History of the Chronograph
Many people think of the chronograph as a stop watch, and that is where the instrument’s roots lie – in the desire to time a single event. It was Louis Moinet in 1816 who invented the first chronograph. He wanted to track astronomical objects.
In fact, Moinet’s device was called a “compteur de tierces” (three-thirds) and was started in 1815 and completed in 1816. It was one of the most accurate watches of its time, measuring events to the 60th of a second via a central seconds hand. The elapsed seconds and minutes are recorded on separate subdials, and the hours on a 24-hour dial. Because Moinet used two pushbuttons to start, stop and reset the central hands, the watch is considered a chronograph (though the term wasn’t coined until later).
A few years later, French watchmaker Nicolas Rieussec unveiled his version of the chronograph, which he patented in 1821. It was then, as he presented his watch with seconds counter to the Academy of Sciences, that the watch was termed a chronograph (time writer).
Riussec’s chronograph was developed to measure laps of horse racing and the early versions used ink dots to calculate the duration of events, and often were large clocks encased in table boxes. Here’s how it worked: At the beginning of a timed event, the “ink chronograph” was set in motion so that two discs began to turn, one calibrated for 60 elapsed seconds and the other for 30 elapsed minutes. The official timer would press a button each time a competitor crossed the finish line. The action of pressing the button lowered two ink-filled tips onto the enamel discs, where each tip left a droplet of ink. These ink markings on the chronograph’s discs enabled the user to calculate the competitor’s finishing time.
Chronograph types and styles
Centuries later, we have come a long way in the development of the chronograph. Most today have small subsidiary dials on the main dial, wherein the hours and minutes are recorded. The seconds are usually tracked via a central seconds hand on the main dial. Some brands also offer a small subsidiary seconds hand that is the on-going seconds marker. The layout of the smaller chronograph dials on the larger dial varies – with a host of different configurations that include two, three and even four subsidiary dials in different layouts. Of course, different brands use different methods of indication, but the concept of a chronograph to measure time is virtually the same.

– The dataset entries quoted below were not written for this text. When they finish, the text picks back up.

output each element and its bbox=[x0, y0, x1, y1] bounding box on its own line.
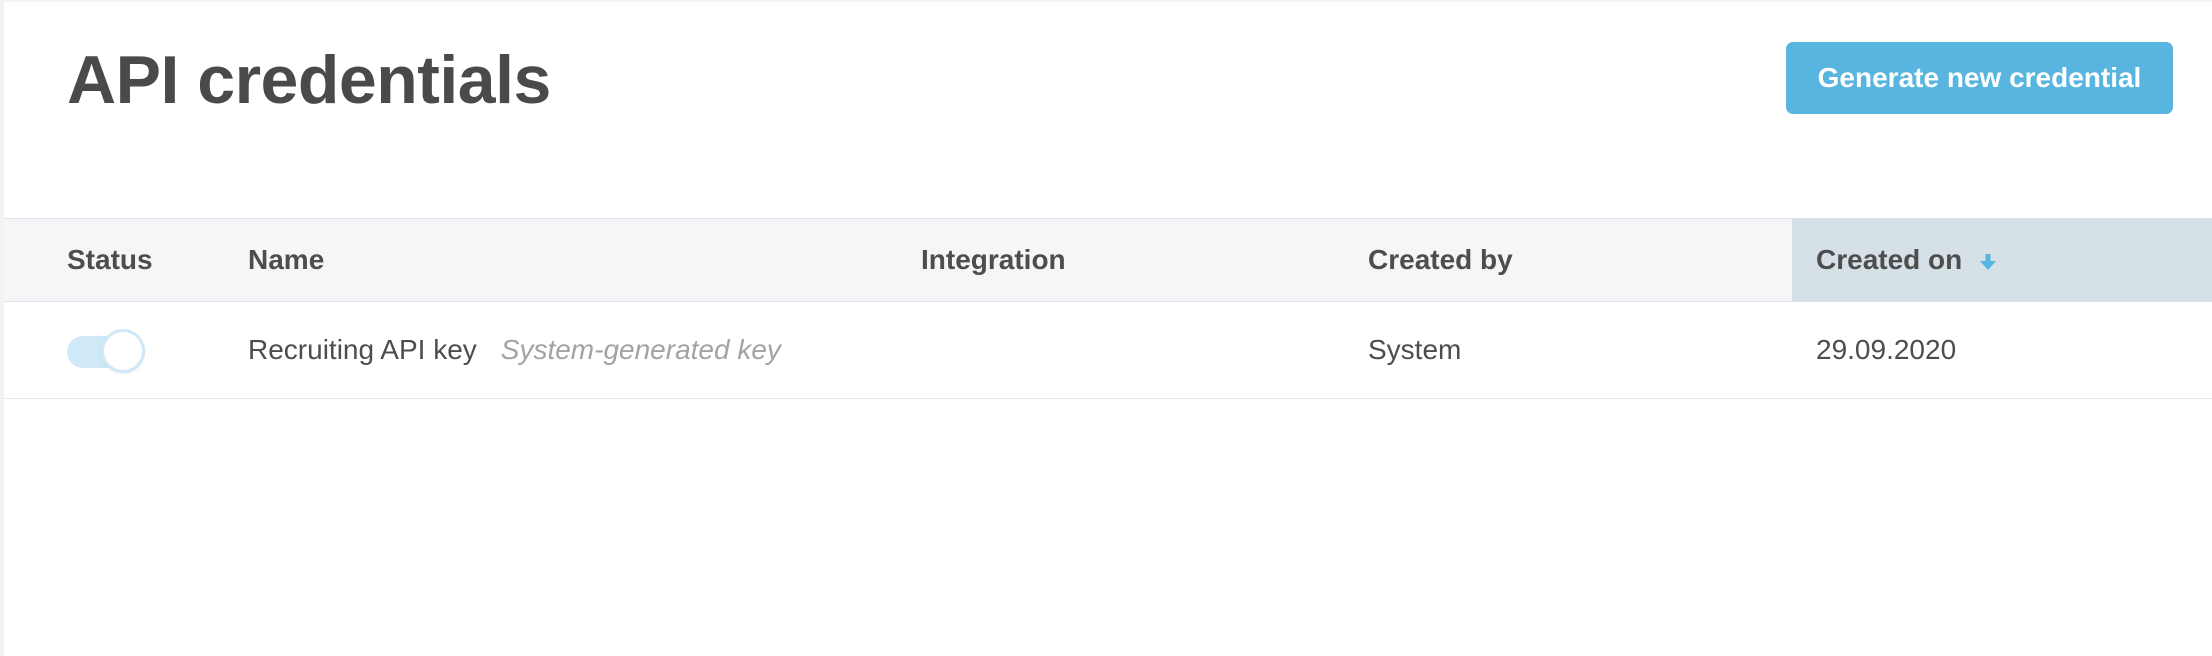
status-toggle[interactable] bbox=[67, 328, 147, 373]
toggle-knob bbox=[101, 329, 145, 373]
credential-name[interactable]: Recruiting API key bbox=[248, 334, 477, 366]
arrow-down-icon bbox=[1980, 254, 1997, 270]
page-header: API credentials Generate new credential bbox=[4, 2, 2212, 218]
created-on-cell: 29.09.2020 bbox=[1816, 334, 1957, 365]
column-header-status[interactable]: Status bbox=[67, 219, 153, 301]
page-title: API credentials bbox=[67, 42, 551, 118]
system-generated-note: System-generated key bbox=[500, 334, 781, 365]
generate-new-credential-button[interactable]: Generate new credential bbox=[1786, 42, 2173, 114]
column-header-created-on[interactable]: Created on bbox=[1792, 219, 2212, 301]
credentials-table: Status Name Integration Created by Creat… bbox=[4, 218, 2212, 399]
column-header-name[interactable]: Name bbox=[248, 219, 324, 301]
api-credentials-page: API credentials Generate new credential … bbox=[0, 0, 2212, 656]
table-row[interactable]: Recruiting API key System-generated key … bbox=[4, 302, 2212, 399]
created-by-cell: System bbox=[1368, 334, 1462, 365]
column-header-integration[interactable]: Integration bbox=[921, 219, 1066, 301]
table-header: Status Name Integration Created by Creat… bbox=[4, 218, 2212, 302]
name-cell: Recruiting API key System-generated key bbox=[248, 302, 781, 398]
table-body: Recruiting API key System-generated key … bbox=[4, 302, 2212, 399]
column-header-created-by[interactable]: Created by bbox=[1368, 219, 1513, 301]
status-cell bbox=[67, 302, 147, 398]
column-header-created-on-label: Created on bbox=[1816, 244, 1963, 275]
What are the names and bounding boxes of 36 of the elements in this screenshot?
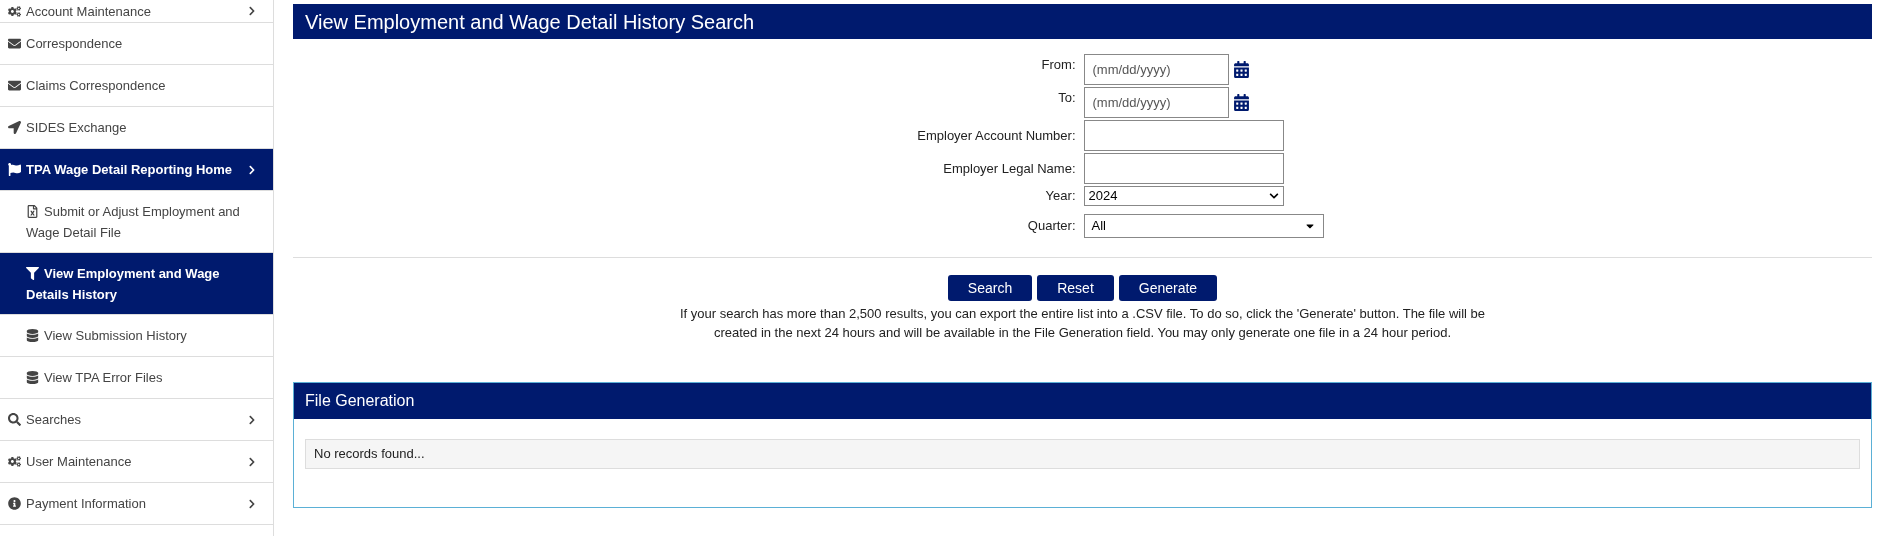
calendar-icon[interactable] <box>1232 94 1250 111</box>
envelope-icon <box>8 79 21 92</box>
gears-icon <box>8 455 21 468</box>
arrow-icon <box>8 121 21 134</box>
field-label: To: <box>1057 89 1077 107</box>
field-label: Quarter: <box>1026 217 1077 236</box>
action-button[interactable]: Search <box>947 275 1033 301</box>
envelope-icon <box>8 37 21 50</box>
empty-message: No records found... <box>305 439 1860 469</box>
action-button[interactable]: Reset <box>1037 275 1114 301</box>
field-label: Employer Legal Name: <box>942 159 1077 178</box>
action-button[interactable]: Generate <box>1118 275 1218 301</box>
panel-header: View Employment and Wage Detail History Search <box>293 4 1872 39</box>
export-note: If your search has more than 2,500 results, you can export the entire list into a .CSV file. To do so, click the 'Generate' button. The file will be created in the next 24 hours and will be available in the File Generation field. You may only generate one file in a 24 hour period. <box>678 305 1487 342</box>
year-select[interactable]: 2024 <box>1083 186 1284 206</box>
field-label: Employer Account Number: <box>916 126 1077 145</box>
text-field[interactable] <box>1083 153 1284 184</box>
flag-icon <box>8 163 21 176</box>
gears-icon <box>8 4 21 18</box>
database-icon <box>26 329 39 342</box>
filter-icon <box>26 266 39 280</box>
sidebar-item[interactable]: View Employment and Wage Details History <box>0 253 273 315</box>
quarter-select[interactable]: All <box>1083 214 1324 238</box>
text-field[interactable] <box>1083 120 1284 151</box>
sidebar-item[interactable]: TPA Wage Detail Reporting Home <box>0 149 273 191</box>
chevron-icon <box>1268 191 1279 201</box>
file-icon <box>26 204 39 218</box>
database-icon <box>26 371 39 384</box>
calendar-icon[interactable] <box>1232 61 1250 78</box>
panel-header: File Generation <box>294 383 1871 419</box>
field-label: Year: <box>1044 187 1077 206</box>
field-label: From: <box>1040 56 1077 74</box>
date-field[interactable]: (mm/dd/yyyy) <box>1083 87 1229 118</box>
info-icon <box>8 497 21 510</box>
date-field[interactable]: (mm/dd/yyyy) <box>1083 54 1229 85</box>
search-icon <box>8 413 21 426</box>
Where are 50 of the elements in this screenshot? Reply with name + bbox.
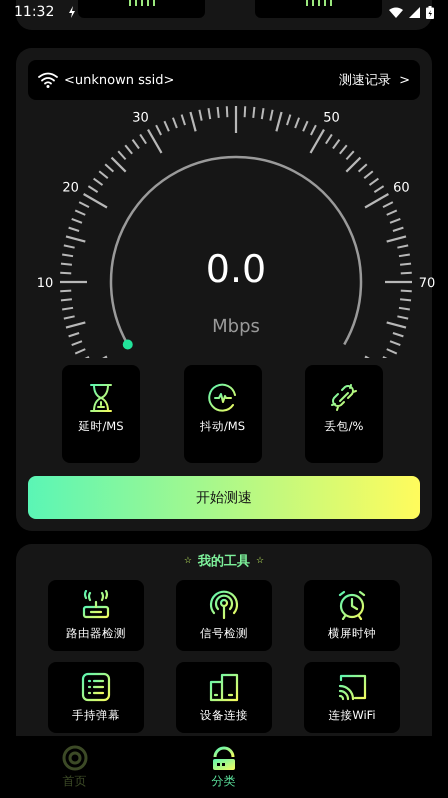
tool-label: 连接WiFi — [328, 708, 376, 723]
signal-icon — [209, 590, 239, 620]
nav-tab[interactable]: 分类 — [149, 736, 298, 798]
tool-tile[interactable]: 路由器检测 — [48, 580, 144, 651]
router-icon — [210, 744, 236, 770]
alarm-icon — [337, 590, 367, 620]
tool-tile[interactable]: 信号检测 — [176, 580, 272, 651]
link-icon — [329, 383, 359, 413]
metric-label: 抖动/MS — [200, 419, 246, 434]
clock-time: 11:32 — [14, 4, 54, 20]
tool-tile[interactable]: 横屏时钟 — [304, 580, 400, 651]
target-icon — [62, 744, 88, 770]
star-mark: ☆ — [256, 556, 264, 566]
needle-dot — [122, 340, 133, 350]
scale-label: 30 — [132, 110, 149, 126]
battery-icon — [426, 6, 434, 18]
tool-tile[interactable] — [255, 0, 382, 18]
tool-label: 路由器检测 — [66, 626, 126, 641]
tool-label: 横屏时钟 — [328, 626, 376, 641]
wifi-icon — [389, 6, 403, 18]
speed-unit: Mbps — [212, 316, 260, 337]
scale-label: 20 — [62, 180, 79, 196]
network-name: <unknown ssid> — [64, 72, 174, 88]
signal-icon — [409, 6, 420, 18]
tool-label: 信号检测 — [200, 626, 248, 641]
pulse-icon — [208, 383, 238, 413]
bars-icon — [304, 0, 334, 8]
scale-label: 60 — [393, 180, 410, 196]
start-test-button[interactable]: 开始测速 — [28, 476, 420, 519]
tool-tile[interactable]: 连接WiFi — [304, 662, 400, 733]
star-mark: ☆ — [184, 556, 192, 566]
tools-title: 我的工具 — [198, 553, 250, 570]
scale-label: 50 — [323, 110, 340, 126]
history-link[interactable]: 测速记录 > — [338, 71, 410, 89]
router-icon — [81, 590, 111, 620]
scale-label: 70 — [418, 276, 436, 291]
tool-tile[interactable]: 设备连接 — [176, 662, 272, 733]
scale-label: 10 — [36, 276, 54, 291]
devices-icon — [209, 672, 239, 702]
tool-label: 设备连接 — [200, 708, 248, 723]
tool-tile[interactable]: 手持弹幕 — [48, 662, 144, 733]
tool-tile[interactable] — [78, 0, 205, 18]
bars-icon — [126, 0, 156, 8]
tool-label: 手持弹幕 — [72, 708, 120, 723]
speed-reading: 0.0 — [206, 247, 266, 291]
list-icon — [81, 672, 111, 702]
cast-icon — [337, 672, 367, 702]
wifi-icon — [38, 72, 58, 88]
metric-label: 延时/MS — [78, 419, 124, 434]
metric-label: 丢包/% — [324, 419, 364, 434]
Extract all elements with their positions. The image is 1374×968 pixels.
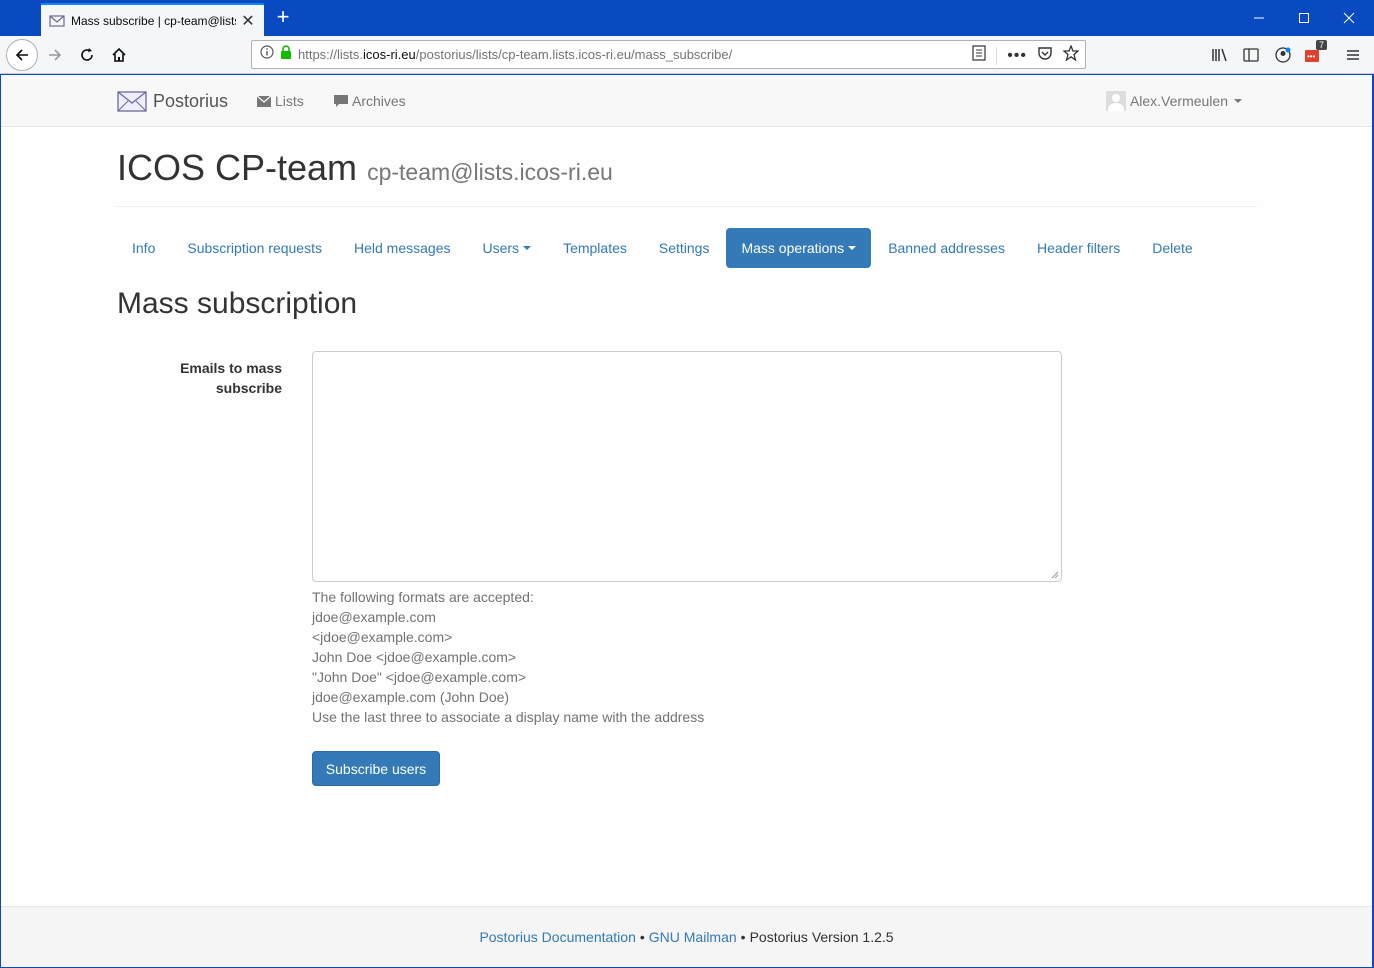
tab-templates[interactable]: Templates: [548, 228, 642, 268]
chevron-down-icon: [848, 246, 857, 250]
page-title: ICOS CP-team cp-team@lists.icos-ri.eu: [117, 147, 613, 188]
browser-toolbar: https://lists.icos-ri.eu/postorius/lists…: [0, 36, 1374, 74]
top-navbar: Postorius Lists Archives Alex.Vermeulen: [1, 75, 1372, 127]
nav-lists[interactable]: Lists: [257, 93, 304, 109]
extension-badge: 7: [1316, 40, 1328, 50]
sidebar-icon[interactable]: [1240, 44, 1262, 66]
brand-link[interactable]: Postorius: [117, 89, 228, 113]
url-bar[interactable]: https://lists.icos-ri.eu/postorius/lists…: [251, 40, 1086, 69]
pocket-icon[interactable]: [1037, 45, 1053, 66]
section-title: Mass subscription: [117, 287, 358, 320]
emails-label: Emails to mass subscribe: [180, 360, 282, 396]
emails-textarea[interactable]: [312, 351, 1062, 582]
footer-separator: •: [740, 929, 746, 945]
close-window-icon[interactable]: [1326, 0, 1372, 36]
reload-icon[interactable]: [72, 40, 102, 70]
envelope-icon: [257, 95, 271, 107]
tab-header-filters[interactable]: Header filters: [1022, 228, 1135, 268]
tab-subscription-requests[interactable]: Subscription requests: [172, 228, 337, 268]
lock-icon: [280, 45, 292, 64]
page-viewport: Postorius Lists Archives Alex.Vermeulen …: [1, 75, 1372, 967]
subscribe-users-button[interactable]: Subscribe users: [312, 751, 440, 786]
tab-users[interactable]: Users: [468, 228, 547, 268]
library-icon[interactable]: [1208, 44, 1230, 66]
reader-view-icon[interactable]: [972, 45, 986, 66]
resize-grip-icon[interactable]: [1049, 569, 1059, 579]
gnu-mailman-link[interactable]: GNU Mailman: [649, 929, 737, 945]
bookmark-star-icon[interactable]: [1062, 44, 1080, 66]
comment-icon: [334, 94, 348, 107]
tab-info[interactable]: Info: [117, 228, 170, 268]
postorius-docs-link[interactable]: Postorius Documentation: [479, 929, 635, 945]
version-text: Postorius Version 1.2.5: [749, 929, 894, 945]
extension-icon[interactable]: ••• 7: [1304, 40, 1328, 66]
menu-icon[interactable]: [1342, 44, 1364, 66]
list-tabs: Info Subscription requests Held messages…: [117, 228, 1210, 268]
browser-titlebar: Mass subscribe | cp-team@lists ✕ +: [0, 0, 1374, 36]
user-menu[interactable]: Alex.Vermeulen: [1105, 91, 1242, 111]
chevron-down-icon: [1234, 99, 1242, 103]
new-tab-icon[interactable]: +: [272, 5, 294, 29]
tab-title: Mass subscribe | cp-team@lists: [71, 13, 236, 28]
minimize-icon[interactable]: [1236, 0, 1282, 36]
nav-archives[interactable]: Archives: [334, 93, 406, 109]
home-icon[interactable]: [104, 40, 134, 70]
envelope-icon: [49, 13, 65, 29]
brand-name: Postorius: [153, 90, 229, 111]
maximize-icon[interactable]: [1281, 0, 1327, 36]
page-header: ICOS CP-team cp-team@lists.icos-ri.eu: [117, 143, 1257, 207]
list-address: cp-team@lists.icos-ri.eu: [367, 159, 613, 185]
tab-delete[interactable]: Delete: [1137, 228, 1207, 268]
more-actions-icon[interactable]: •••: [1007, 47, 1027, 63]
tab-settings[interactable]: Settings: [644, 228, 725, 268]
back-icon[interactable]: [6, 39, 38, 71]
postorius-logo-icon: [117, 91, 147, 112]
user-name: Alex.Vermeulen: [1129, 93, 1228, 109]
tab-banned-addresses[interactable]: Banned addresses: [873, 228, 1020, 268]
svg-text:•••: •••: [1307, 52, 1316, 61]
footer-separator: •: [639, 929, 645, 945]
avatar: [1105, 91, 1126, 111]
account-icon[interactable]: [1272, 44, 1294, 66]
url-text: https://lists.icos-ri.eu/postorius/lists…: [298, 47, 733, 62]
info-icon[interactable]: [260, 45, 274, 64]
tab-held-messages[interactable]: Held messages: [339, 228, 466, 268]
forward-icon[interactable]: [40, 40, 70, 70]
chevron-down-icon: [523, 246, 532, 250]
close-tab-icon[interactable]: ✕: [240, 11, 256, 31]
tab-mass-operations[interactable]: Mass operations: [726, 228, 872, 268]
format-help-text: The following formats are accepted: jdoe…: [312, 589, 705, 725]
footer: Postorius Documentation • GNU Mailman • …: [1, 906, 1372, 967]
browser-tab[interactable]: Mass subscribe | cp-team@lists ✕: [41, 3, 264, 36]
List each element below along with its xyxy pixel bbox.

Additionally, today, we have more complex chronograph movements than in the past. Often we hear about a column wheel chronograph wherein a column wheel — essentially a cylinder with a toothed top — rotates with each push on the chronograph pushers. A mechanical lever then falls into place between the column wheel teeth to activate the functions of the stopwatch. There are also cam-activated systems, and a few ingenious novelties.
While we could go into a lot more depth here, and explain how a chronograph works, we will leave it at a basic beginner’s guide to the chronograph. With follow-up articles coming soon.